Com a safra menor, o Brasil pode registrar pela primeira vez déficit na balança comercial do grão. As exportações devem cair 53% em relação ao ano passado. Em 2022, o Brasil registrou volume embarcado recorde, de 2,2 milhões de toneladas. Neste ano, as exportações devem totalizar 1 milhão de toneladas enquanto as importações devem ser de 1,3 milhão, de acordo com a Conab.

Consumo em queda

Assim como a produção, o consumo de arroz está caindo no Brasil. Segundo levantamento mais recente do IBGE (Instituto Brasileiro de Geografia e Estatística), de 2008 a 2018 a média diária de consumo per capita caiu de 160,3 gramas para 131,4 gramas.

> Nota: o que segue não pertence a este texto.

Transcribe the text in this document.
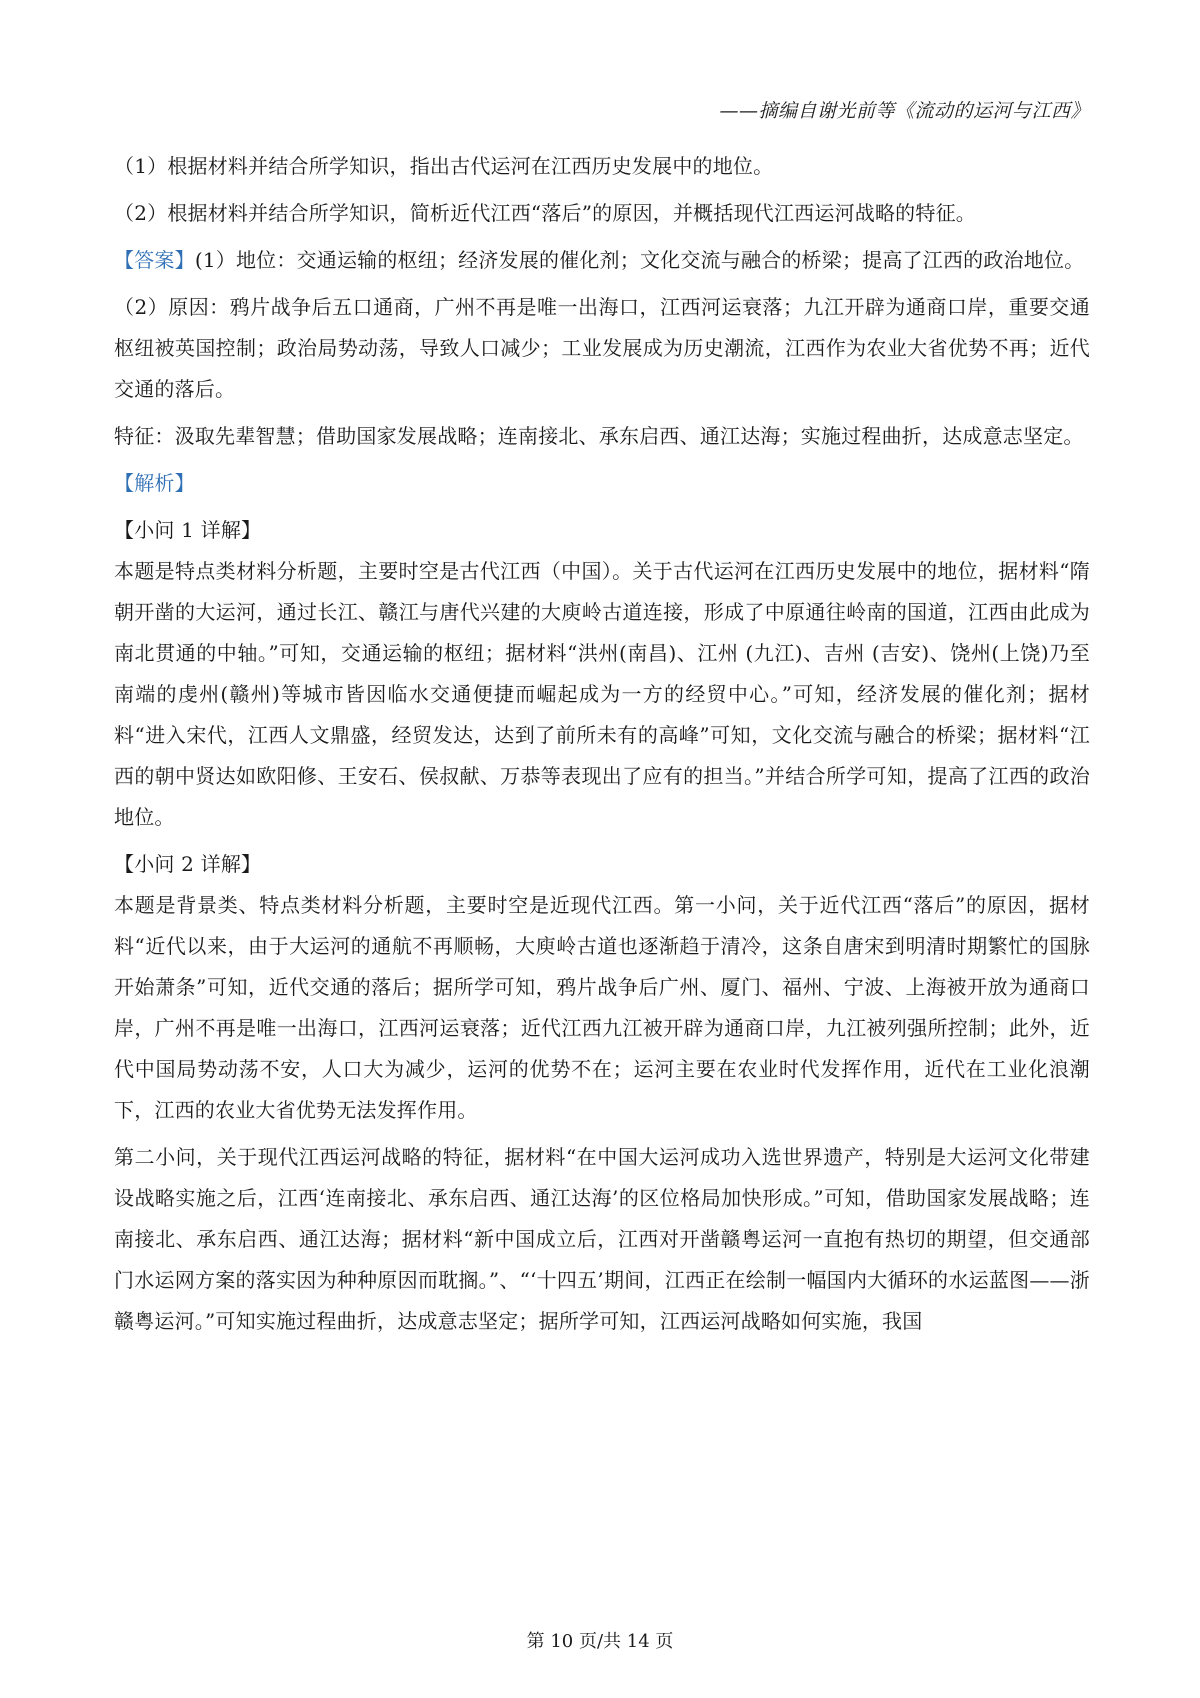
——摘编自谢光前等《流动的运河与江西》

（1）根据材料并结合所学知识，指出古代运河在江西历史发展中的地位。

（2）根据材料并结合所学知识，简析近代江西“落后”的原因，并概括现代江西运河战略的特征。

【答案】(1）地位：交通运输的枢纽；经济发展的催化剂；文化交流与融合的桥梁；提高了江西的政治地位。

（2）原因：鸦片战争后五口通商，广州不再是唯一出海口，江西河运衰落；九江开辟为通商口岸，重要交通枢纽被英国控制；政治局势动荡，导致人口减少；工业发展成为历史潮流，江西作为农业大省优势不再；近代交通的落后。

特征：汲取先辈智慧；借助国家发展战略；连南接北、承东启西、通江达海；实施过程曲折，达成意志坚定。

【解析】

【小问 1 详解】

本题是特点类材料分析题，主要时空是古代江西（中国）。关于古代运河在江西历史发展中的地位，据材料“隋朝开凿的大运河，通过长江、赣江与唐代兴建的大庾岭古道连接，形成了中原通往岭南的国道，江西由此成为南北贯通的中轴。”可知，交通运输的枢纽；据材料“洪州(南昌)、江州 (九江)、吉州 (吉安)、饶州(上饶)乃至南端的虔州(赣州)等城市皆因临水交通便捷而崛起成为一方的经贸中心。”可知，经济发展的催化剂；据材料“进入宋代，江西人文鼎盛，经贸发达，达到了前所未有的高峰”可知，文化交流与融合的桥梁；据材料“江西的朝中贤达如欧阳修、王安石、侯叔献、万恭等表现出了应有的担当。”并结合所学可知，提高了江西的政治地位。

【小问 2 详解】

本题是背景类、特点类材料分析题，主要时空是近现代江西。第一小问，关于近代江西“落后”的原因，据材料“近代以来，由于大运河的通航不再顺畅，大庾岭古道也逐渐趋于清冷，这条自唐宋到明清时期繁忙的国脉开始萧条”可知，近代交通的落后；据所学可知，鸦片战争后广州、厦门、福州、宁波、上海被开放为通商口岸，广州不再是唯一出海口，江西河运衰落；近代江西九江被开辟为通商口岸，九江被列强所控制；此外，近代中国局势动荡不安，人口大为减少，运河的优势不在；运河主要在农业时代发挥作用，近代在工业化浪潮下，江西的农业大省优势无法发挥作用。

第二小问，关于现代江西运河战略的特征，据材料“在中国大运河成功入选世界遗产，特别是大运河文化带建设战略实施之后，江西‘连南接北、承东启西、通江达海’的区位格局加快形成。”可知，借助国家发展战略；连南接北、承东启西、通江达海；据材料“新中国成立后，江西对开凿赣粤运河一直抱有热切的期望，但交通部门水运网方案的落实因为种种原因而耽搁。”、“‘十四五’期间，江西正在绘制一幅国内大循环的水运蓝图——浙赣粤运河。”可知实施过程曲折，达成意志坚定；据所学可知，江西运河战略如何实施，我国

第 10 页/共 14 页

Alcido Wander, da Embrapa Arroz e Feijão explica que o comportamento do consumidor é atrelado à renda. Em período de alta da inflação e redução do poder aquisitivo, o consumo tende a cair porque se compra menos, mesmo produtos básicos. Já quando o poder de compra está maior, o arroz pode ser menos procurado porque a população tende a variar mais o cardápio e procurar por itens que, antes, não conseguia consumir.

Com a queda no consumo interno , Wander avalia que a solução para voltar a estimular o plantio de arroz é ampliar a participação no mercado externo. O que também não é simples nem traz resultados de curto prazo. “É uma saída a longo prazo, pois depende de negociações e abertura de novos mercados”, avalia o pesquisador da Embrapa.

Lucílio Alves, do Cepea, acrescenta que o arroz é um produto com pouco histórico de transações entre países. “O consumo do arroz é bastante diversificado, influenciado por costumes regionais. Por isso, a comercialização entre os países ainda é um desafio”, aponta.

Estoques públicos

Na tentativa de evitar aumentos de preços e pressão inflacionária, o governo federal vem sinalizando a intenção de recompor estoques públicos. O assunto foi discutido durante a transição e vem sendo avaliado pelo Ministério da Agricultura. Alcido Wander, da Embrapa Arroz e Feijão, faz ressalvas à iniciativa. Segundo ele, não seria uma opção viável e poderia criar uma distorção de mercado.

“A produção seria aumentada em virtude de sinais ampliados e não condizentes com consumo real. Como consequência, a curto prazo já haveria excedente de produção e queda nos preços de venda dos produtos. Considerando que os custos de produção não devem ter redução a curto prazo, isso afetaria muito a rentabilidade novamente”, diz Wander.